Probability of geometric Brownian motion I want to solve the following question: Let $X(t)$ be the price of JetCo stock at time $t$ years from the present.  Assume that $X(t)$ is a geometric Brownian motion with zero drift and volatility $\sigma = 0.4/yr$.  If the current price of JetCo stock is 8.00 USD, what is the probability that the price will be at least 8.40 USD six months from now.

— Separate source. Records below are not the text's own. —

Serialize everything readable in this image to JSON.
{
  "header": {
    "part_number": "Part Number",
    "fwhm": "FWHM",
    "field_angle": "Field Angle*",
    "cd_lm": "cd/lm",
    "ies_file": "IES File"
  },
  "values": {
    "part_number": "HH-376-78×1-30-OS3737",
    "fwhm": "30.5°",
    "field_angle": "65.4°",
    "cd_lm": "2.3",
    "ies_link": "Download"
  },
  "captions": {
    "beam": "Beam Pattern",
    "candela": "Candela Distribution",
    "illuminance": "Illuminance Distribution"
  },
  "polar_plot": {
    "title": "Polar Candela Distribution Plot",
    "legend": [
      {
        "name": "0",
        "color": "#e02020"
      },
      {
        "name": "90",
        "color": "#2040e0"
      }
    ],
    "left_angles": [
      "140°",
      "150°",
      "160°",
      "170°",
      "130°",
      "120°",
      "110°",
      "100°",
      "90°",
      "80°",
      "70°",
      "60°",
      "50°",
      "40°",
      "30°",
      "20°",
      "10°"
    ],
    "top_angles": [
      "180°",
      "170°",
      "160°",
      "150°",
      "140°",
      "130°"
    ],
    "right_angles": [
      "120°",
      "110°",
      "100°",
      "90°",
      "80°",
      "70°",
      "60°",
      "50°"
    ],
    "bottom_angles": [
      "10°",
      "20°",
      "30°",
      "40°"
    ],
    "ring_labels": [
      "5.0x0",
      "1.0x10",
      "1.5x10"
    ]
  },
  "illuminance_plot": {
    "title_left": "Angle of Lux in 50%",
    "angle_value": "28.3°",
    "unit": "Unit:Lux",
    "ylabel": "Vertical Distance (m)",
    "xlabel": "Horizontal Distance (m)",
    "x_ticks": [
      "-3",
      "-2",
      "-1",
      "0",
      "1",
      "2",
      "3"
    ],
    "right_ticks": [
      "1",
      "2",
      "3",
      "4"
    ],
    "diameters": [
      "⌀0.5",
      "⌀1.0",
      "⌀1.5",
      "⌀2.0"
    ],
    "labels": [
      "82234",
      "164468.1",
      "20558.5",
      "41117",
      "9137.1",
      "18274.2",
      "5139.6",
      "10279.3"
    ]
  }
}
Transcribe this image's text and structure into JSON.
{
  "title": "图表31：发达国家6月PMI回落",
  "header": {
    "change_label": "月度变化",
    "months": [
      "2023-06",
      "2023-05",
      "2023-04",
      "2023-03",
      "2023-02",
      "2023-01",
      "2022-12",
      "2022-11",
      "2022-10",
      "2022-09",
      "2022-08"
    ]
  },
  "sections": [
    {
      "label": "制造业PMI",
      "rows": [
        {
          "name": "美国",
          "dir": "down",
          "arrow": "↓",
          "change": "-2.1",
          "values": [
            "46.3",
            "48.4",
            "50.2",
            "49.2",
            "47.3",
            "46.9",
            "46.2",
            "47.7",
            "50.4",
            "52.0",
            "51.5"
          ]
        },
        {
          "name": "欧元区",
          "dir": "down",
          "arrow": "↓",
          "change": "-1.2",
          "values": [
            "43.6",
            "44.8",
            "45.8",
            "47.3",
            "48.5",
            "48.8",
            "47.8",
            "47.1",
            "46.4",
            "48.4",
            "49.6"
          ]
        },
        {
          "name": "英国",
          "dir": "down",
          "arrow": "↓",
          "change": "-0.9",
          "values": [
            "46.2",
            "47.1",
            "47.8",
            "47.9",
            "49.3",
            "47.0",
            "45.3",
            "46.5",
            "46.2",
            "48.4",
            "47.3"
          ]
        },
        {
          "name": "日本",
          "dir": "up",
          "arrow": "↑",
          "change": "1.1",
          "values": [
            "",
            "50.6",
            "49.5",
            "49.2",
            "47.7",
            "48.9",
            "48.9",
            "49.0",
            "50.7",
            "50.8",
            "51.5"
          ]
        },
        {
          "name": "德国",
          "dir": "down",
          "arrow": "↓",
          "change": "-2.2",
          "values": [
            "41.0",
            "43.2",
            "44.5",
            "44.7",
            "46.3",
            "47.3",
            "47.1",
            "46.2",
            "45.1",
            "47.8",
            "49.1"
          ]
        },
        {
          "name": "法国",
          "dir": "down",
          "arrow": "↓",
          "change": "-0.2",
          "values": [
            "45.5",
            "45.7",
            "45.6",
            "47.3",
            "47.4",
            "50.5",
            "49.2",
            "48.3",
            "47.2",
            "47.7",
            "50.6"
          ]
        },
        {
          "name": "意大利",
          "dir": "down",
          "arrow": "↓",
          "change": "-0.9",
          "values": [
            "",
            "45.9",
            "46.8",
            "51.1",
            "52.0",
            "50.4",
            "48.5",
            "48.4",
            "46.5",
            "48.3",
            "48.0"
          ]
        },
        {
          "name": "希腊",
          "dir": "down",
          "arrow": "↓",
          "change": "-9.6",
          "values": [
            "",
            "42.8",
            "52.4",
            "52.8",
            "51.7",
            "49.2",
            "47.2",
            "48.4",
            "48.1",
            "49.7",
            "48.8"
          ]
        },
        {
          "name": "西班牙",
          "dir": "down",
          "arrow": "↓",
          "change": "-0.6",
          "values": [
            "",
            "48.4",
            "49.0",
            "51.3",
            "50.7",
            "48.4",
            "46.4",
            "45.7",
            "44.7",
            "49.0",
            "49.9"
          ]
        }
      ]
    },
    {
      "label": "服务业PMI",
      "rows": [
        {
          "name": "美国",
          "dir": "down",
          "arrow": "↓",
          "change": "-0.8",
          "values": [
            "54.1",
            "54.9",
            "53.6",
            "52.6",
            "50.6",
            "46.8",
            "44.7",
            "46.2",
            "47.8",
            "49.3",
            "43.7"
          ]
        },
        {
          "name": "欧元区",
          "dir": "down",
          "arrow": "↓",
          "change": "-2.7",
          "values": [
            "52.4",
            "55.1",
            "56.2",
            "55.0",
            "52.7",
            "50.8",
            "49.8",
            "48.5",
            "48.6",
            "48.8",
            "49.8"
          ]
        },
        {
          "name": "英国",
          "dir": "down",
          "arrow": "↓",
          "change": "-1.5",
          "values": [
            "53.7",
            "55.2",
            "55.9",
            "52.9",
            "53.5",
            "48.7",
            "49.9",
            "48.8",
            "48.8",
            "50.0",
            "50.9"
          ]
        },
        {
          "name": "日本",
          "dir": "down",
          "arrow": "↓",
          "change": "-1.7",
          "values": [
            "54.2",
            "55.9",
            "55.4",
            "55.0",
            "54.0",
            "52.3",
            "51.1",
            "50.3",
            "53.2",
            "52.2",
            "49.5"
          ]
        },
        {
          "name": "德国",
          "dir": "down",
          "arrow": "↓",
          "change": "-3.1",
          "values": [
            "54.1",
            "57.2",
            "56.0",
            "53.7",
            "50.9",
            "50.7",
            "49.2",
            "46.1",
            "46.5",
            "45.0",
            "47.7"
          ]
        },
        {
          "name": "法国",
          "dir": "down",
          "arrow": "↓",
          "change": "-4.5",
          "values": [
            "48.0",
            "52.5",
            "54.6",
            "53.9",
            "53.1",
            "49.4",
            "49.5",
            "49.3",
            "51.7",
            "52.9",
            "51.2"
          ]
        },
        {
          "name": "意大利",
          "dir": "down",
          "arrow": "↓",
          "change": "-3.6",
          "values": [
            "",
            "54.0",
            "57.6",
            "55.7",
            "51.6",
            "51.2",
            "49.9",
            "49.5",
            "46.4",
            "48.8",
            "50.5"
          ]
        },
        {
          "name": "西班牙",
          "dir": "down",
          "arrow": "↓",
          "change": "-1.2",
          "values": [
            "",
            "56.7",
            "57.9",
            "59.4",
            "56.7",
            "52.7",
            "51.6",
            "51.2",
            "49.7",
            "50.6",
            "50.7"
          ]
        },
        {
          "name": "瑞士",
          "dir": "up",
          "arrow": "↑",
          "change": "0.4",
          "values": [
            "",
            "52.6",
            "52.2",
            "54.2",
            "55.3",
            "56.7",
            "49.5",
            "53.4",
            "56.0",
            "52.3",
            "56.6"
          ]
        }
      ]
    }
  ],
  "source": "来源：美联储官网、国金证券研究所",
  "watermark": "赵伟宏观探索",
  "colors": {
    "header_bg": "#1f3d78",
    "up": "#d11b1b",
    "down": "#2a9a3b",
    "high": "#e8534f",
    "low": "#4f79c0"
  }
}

Here is my attempt: Since $X(t)$ is a geometric Brownian motion, $\log(X(t))$ is a regular Brownian motion with zero drift and $\sigma = 0.4 / yr$. We want to find the probability that $\log(X(1/2)) \geq \log(8.40)$ given that $\log(X(0))= \log(8.00)$.
What can I do from here?
 A: You are on the right track so far, but you have the drift wrong. The drift of $\log(X(t))$ is, from Ito's lemma, $-\frac{1}{2}\sigma^2.$
After that you use the fact that since it's a brownian motion starting from $\log(8.0)$ the distribution is $$\log(X(t)) \sim N\left(\log(8)-\frac{1}{2}\sigma^2t,\sigma^2t\right).$$ So let $Z$ be normal with mean $\log(8)-\frac{1}{2}\sigma^2\left(\frac{1}{2}\right)$ and variance $\sigma^2\left(\frac{1}{2}\right).$ To finish the problem, you need to compute $$ P(Z>\log(8.40)).$$
A: Since $X(t)$ is a geometric Brownian motion, we recall that $\log(X(t))$ is a regular Brownian motion with zero drift and $\sigma=0.4/\text{yr}$. As we want to know the probability that $\log(X(1/2))\geq \log(8.40)$ given that $\log(X(0))\geq\log(8.00)$, this means that
\begin{align*}
\log(X(1/2)-\log(X(0))\geq \log(8.40)-\log(8.00)&=\log\left(\frac{8.40}{8.00}\right)\\
&=\log(1.05)\\
&=0.0488\\
\end{align*}
In this case,
\begin{align*}
Z&=(\log(X(1/2))-\log(X(0))-(0)(1/2))/(0.4\sqrt{0.5})\\
&=(\log(X(1/2))-\log(X(0))/0.283\\
\end{align*}
is a standard normal random variable. Therefore, we just calculate the probability
\begin{align*}
\mathbb{P}(\log(X(1/2))-\log(X(0))>0.0488)&=\mathbb{P}\left(\frac{\log(X(1/2))-\log(X(0))}{0.283}>\frac{0.0488}{0.283}\right)\\
&=\mathbb{P}(Z>0.172)\\
&=1-\mathbb{P}(Z\leq0.172)\\
&=1-\Phi(0.172)\\
&=1-0.568\\
&\approx0.432\\
\end{align*}
where $\Phi(x)=\frac{1}{\sqrt{2\pi}}\int^x_{-\infty}e^{-\frac{1}{2}t^2}dt$.